MULTAN, June 15: The district police have yet to resolve the mystery shrouding the murder of a British national 12 days ago. The police have interrogated over 150 people so far in the case.
Alan Cox, 60, was murdered on June 3 last at his rented apartment in busy Ghanta Ghar Chowk by three assailants. The postmortem report revealed that Alan was attacked with both blunt and sharp-edged weapons before being shot at.
The police started investigation on the assumptions that the incident was either a terrorist act against a foreigner, a dacoity bid or an outcome of some kind of personal enmity. However, they later narrowed their focus to personal enmity after the release of the postmortem report.
DPO Hamid Mukhtar Gondal told Dawn on Tuesday that allegations of immoral acts committed by the teacher had prompted the police to go for the personal enmity element. However, the police had interrogated more than 150 people in connection with the murder mystery, but to no avail. Most of those interrogated were said to be Alan's pupils, who used to attend his spoken English classes during the last two or three years. But the police could not extract anything substantial, except some more scandalous details about the deceased.
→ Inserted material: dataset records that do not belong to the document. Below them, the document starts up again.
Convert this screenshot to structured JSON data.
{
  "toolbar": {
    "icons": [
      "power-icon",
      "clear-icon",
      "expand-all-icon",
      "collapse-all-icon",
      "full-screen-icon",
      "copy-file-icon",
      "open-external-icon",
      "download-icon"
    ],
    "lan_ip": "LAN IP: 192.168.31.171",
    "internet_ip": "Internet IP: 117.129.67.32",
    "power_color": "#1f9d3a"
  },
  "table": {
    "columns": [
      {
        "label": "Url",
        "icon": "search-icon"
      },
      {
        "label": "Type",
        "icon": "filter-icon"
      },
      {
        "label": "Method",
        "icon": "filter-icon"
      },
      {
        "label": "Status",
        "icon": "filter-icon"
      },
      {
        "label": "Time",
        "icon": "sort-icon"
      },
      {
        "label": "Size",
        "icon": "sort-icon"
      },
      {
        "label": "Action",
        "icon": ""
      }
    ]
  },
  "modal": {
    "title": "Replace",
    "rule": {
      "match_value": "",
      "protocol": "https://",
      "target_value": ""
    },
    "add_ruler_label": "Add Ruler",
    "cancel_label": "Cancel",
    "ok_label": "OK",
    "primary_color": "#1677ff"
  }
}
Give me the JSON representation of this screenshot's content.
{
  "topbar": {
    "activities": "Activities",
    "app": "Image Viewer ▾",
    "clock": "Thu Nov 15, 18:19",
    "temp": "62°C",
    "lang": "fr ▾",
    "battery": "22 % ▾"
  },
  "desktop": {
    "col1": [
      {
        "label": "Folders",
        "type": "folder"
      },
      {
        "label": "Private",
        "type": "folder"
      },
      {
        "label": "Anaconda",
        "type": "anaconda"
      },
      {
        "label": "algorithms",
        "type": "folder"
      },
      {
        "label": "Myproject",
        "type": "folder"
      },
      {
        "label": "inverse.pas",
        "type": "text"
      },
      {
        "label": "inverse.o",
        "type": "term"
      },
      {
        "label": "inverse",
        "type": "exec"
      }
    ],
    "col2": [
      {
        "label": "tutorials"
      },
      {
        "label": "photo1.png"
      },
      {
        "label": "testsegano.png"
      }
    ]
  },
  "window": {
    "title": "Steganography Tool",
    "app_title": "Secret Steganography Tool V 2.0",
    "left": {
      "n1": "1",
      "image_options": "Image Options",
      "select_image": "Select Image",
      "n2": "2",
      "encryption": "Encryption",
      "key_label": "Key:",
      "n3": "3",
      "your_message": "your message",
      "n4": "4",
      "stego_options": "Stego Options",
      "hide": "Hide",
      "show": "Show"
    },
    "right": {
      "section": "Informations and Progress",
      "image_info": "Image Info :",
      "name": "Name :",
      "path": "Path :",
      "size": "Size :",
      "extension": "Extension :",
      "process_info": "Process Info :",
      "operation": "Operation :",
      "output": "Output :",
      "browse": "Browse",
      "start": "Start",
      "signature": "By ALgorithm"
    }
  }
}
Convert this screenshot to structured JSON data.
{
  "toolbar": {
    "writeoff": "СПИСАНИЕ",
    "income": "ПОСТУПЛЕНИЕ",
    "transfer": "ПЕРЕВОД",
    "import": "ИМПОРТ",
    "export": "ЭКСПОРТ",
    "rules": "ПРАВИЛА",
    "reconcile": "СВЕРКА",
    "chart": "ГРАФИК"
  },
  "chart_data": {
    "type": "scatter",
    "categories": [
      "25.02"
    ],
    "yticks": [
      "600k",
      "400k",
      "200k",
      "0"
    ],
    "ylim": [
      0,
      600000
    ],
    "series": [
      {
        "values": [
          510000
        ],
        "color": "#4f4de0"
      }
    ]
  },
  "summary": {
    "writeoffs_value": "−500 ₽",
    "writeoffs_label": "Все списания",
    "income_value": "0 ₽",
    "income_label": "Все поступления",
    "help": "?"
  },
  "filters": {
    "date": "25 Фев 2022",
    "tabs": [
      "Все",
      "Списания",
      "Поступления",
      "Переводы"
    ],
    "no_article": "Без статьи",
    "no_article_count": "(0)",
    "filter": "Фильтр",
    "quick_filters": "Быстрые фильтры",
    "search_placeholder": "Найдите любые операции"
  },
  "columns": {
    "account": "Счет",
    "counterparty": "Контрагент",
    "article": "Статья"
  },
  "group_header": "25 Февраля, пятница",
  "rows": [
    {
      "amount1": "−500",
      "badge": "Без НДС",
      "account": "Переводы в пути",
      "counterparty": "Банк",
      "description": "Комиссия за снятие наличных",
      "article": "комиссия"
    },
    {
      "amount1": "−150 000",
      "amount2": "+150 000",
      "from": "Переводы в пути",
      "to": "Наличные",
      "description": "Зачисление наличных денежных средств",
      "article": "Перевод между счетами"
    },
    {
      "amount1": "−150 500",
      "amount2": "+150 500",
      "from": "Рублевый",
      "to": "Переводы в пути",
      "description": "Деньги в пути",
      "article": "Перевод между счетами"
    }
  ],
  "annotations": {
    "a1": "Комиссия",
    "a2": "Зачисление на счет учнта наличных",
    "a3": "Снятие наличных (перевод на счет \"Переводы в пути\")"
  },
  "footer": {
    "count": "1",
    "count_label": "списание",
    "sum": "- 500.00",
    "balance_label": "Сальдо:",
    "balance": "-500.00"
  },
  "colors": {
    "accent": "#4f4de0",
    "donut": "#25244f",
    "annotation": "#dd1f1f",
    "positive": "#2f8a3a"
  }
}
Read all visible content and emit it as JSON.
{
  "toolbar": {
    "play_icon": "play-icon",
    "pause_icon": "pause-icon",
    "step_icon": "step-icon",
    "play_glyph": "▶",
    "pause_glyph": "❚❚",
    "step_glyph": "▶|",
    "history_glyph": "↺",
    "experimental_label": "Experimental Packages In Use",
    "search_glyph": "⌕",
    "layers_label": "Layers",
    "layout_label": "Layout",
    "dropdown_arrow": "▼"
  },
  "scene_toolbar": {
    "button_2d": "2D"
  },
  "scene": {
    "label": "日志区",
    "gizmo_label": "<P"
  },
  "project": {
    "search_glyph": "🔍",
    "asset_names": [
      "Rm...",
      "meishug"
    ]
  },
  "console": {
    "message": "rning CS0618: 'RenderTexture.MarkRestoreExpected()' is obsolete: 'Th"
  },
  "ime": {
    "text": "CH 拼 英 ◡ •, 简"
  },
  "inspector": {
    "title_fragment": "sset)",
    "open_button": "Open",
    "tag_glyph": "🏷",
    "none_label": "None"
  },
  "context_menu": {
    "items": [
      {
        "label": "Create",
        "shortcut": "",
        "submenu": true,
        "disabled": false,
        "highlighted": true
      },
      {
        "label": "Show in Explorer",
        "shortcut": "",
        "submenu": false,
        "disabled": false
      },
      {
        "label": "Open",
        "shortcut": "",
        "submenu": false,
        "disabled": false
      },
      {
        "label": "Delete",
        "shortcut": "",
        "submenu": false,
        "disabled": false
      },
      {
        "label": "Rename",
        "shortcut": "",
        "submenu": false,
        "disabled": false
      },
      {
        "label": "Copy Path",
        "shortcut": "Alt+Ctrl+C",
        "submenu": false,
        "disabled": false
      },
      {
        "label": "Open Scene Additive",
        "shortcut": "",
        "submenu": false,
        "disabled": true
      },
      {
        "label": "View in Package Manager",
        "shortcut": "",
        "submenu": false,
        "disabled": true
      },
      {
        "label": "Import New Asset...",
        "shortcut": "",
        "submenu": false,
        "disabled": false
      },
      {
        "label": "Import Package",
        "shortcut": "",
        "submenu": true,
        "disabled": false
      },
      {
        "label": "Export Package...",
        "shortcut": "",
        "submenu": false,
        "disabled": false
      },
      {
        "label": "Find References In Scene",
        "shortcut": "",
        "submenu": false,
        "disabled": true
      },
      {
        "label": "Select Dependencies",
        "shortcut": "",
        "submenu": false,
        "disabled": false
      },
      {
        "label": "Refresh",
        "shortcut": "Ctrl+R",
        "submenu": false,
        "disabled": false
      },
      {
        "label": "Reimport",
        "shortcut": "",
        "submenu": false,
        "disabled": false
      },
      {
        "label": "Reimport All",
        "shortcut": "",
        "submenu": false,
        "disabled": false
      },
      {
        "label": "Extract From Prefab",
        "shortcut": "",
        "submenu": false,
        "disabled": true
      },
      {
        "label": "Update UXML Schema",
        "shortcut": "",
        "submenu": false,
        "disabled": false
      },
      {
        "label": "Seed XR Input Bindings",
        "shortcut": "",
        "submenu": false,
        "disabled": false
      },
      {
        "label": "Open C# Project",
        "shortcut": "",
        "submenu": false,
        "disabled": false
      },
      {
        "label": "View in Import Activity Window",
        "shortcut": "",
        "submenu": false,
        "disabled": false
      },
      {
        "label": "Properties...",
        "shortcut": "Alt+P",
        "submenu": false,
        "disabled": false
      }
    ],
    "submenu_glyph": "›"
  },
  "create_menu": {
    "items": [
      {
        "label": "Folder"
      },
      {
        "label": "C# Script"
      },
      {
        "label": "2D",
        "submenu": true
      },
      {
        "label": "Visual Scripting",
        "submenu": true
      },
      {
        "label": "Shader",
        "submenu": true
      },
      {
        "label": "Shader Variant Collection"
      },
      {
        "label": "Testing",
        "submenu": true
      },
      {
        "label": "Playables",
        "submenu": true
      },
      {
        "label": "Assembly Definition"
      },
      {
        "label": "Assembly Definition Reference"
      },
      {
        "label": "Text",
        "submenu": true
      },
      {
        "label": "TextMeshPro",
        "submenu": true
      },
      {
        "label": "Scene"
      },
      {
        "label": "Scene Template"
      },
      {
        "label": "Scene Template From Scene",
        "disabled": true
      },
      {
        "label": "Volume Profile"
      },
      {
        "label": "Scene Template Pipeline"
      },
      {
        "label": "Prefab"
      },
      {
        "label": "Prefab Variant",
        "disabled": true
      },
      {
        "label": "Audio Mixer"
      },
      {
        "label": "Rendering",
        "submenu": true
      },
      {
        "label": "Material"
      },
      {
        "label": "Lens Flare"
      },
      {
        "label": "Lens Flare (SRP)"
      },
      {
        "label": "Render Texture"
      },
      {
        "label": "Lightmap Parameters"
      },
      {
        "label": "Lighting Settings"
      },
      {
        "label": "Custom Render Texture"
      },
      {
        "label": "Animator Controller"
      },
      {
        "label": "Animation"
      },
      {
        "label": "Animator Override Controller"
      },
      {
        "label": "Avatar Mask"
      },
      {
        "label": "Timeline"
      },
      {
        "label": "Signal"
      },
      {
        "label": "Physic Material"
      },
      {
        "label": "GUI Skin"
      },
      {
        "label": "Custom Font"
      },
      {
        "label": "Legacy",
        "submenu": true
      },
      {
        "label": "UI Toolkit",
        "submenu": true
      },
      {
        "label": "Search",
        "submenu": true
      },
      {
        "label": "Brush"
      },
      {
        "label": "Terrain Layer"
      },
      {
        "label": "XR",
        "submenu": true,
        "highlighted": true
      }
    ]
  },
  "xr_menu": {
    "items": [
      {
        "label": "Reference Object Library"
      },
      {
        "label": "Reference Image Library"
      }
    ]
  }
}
Alan used to conduct English language classes at his rented apartment after opting to stay in Multan in March 1996. Information gleaned from his website (www.english.says.it) titled "An English teacher in Multan" quoted him as saying that he was a mathematics teacher in the early 1980s in a UK school where a sizable number of Pakistani students was also studying.
He also started learning Urdu from his Pakistani pupils for achieving conversational ease and telling his pupils: "If I can learn Urdu, you can learn English." Later, he started conducting classes of spoken English for adults, who came to the UK from various parts of the world, including Pakistan.
In 1985, he first came to Pakistan as a tourist and for what he said "practicing Urdu." Afterwards, he frequently visited the country before finally deciding to settle down here as an English language instructor in 1996.
He, however, used to return and stay at his native Manchester town from May to the middle of August in summer vacation. Another senior police official, who did not want to be named, commented that there was no capable investigator in Multan who could tackle (such) difficult cases.
There were reports that the investigation and the watch and ward wings of the local police had developed some serious differences, he said. He also said this rivalry had also rendered the Multan police incapable of resolving mysteries of some other incidents, including the "Sadaf double murder case."
Sadaf, 30, and her four-year-old daughter were slaughtered more than a month ago by some unknown assailants at Shalimar colony. Evidences had suggested that the killers were some acquaintances to the victims, but the police have yet to unmask them.